Data: 2006-04-13 17:26:52
Temat: Re: teściowa
Od: twiza <b...@t...pl>
Pokaż wszystkie nagłówki
Lozen napisał(a):
> Iwon(k)a wrote:
>
>> ale to jest dziecko twizy, i ona ma pelne prawo do decyzji jak spedza
>> urodziny.
>> plus dzieko to mieszka w domu twizy i to ona ma prawo decudowac jak i kto
>> bedzie w tym dniu w domu.
>
> No pewnie, babci zakazac wizyt i tyle.
>
>> (btw Supreme Court kiedys mial taka sprawe, gdzie postwail jasno
>> wyrok, iz
>> rodzice maja prawo decydowac o dziecku a nie dziadkowie- problem polegal
>> na min odwiedzinach dziadkow po rozwodzie rodzicow, dziadkowie uwazli ze
>> maja prawo zawsze i kiedy chca wizytowac wnuki, mama (synowa) miala ku
>> temu
>> obiekcje- wygrala ona (mama))
>
> I fajnie, ale czy nie widzisz roznicy w przypadku przez Ciebie podanym
> od tego o ktorym tu piszemy?
>
>>>> I co wy powiecie na taką bezczelność.
>>>
>>> Bezczelna bo na wnuczki urodziny przyszla??
>>
>> bo przyszla bez zapytania.
>
> Wiesz, taka mentalnosc.

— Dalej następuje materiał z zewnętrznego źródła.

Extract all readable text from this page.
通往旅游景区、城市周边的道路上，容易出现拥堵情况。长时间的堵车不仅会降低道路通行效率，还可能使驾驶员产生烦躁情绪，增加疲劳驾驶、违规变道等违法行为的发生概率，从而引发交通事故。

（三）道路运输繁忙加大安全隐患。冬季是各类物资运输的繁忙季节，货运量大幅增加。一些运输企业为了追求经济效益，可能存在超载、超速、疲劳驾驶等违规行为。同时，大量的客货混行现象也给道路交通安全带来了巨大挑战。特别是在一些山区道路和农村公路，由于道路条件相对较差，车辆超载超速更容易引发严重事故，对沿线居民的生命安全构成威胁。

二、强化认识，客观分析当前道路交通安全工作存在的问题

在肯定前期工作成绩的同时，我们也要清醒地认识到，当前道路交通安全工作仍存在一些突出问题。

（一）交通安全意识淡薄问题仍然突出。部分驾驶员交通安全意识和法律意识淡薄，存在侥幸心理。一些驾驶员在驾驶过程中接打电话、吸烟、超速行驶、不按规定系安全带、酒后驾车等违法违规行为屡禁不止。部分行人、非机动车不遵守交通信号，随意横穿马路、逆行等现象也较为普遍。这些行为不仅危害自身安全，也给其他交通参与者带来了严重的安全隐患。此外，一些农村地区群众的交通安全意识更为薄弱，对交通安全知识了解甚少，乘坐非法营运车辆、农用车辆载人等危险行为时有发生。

Do moich rodzicow nigdy nikogo na imieniny sie
> nie zapraszalo, kazdy wiedzial kiedy i gdzie przyjsc. Poza tym tesciowa
> twizy przychodzi niezapowiadana na codzien, dlaczego mialaby uznac, ze w
> urodziny wnuczki obowiazuja ja jakies inne prawa?
> Kasia
wlasnie :)
Takie wpraszanie jest po prostu niesmaczne. W rodzinie mojej matki,
babci zawsze choć uprzedził wcześniej że przyjdzie. A jakbyście były
dziewczyny chore i miały pełno wyprysków na twarzy, a tu wpadłaby cała
rodzinka mężą, mysląc ze ja ich zaprosiłam miło wam by było.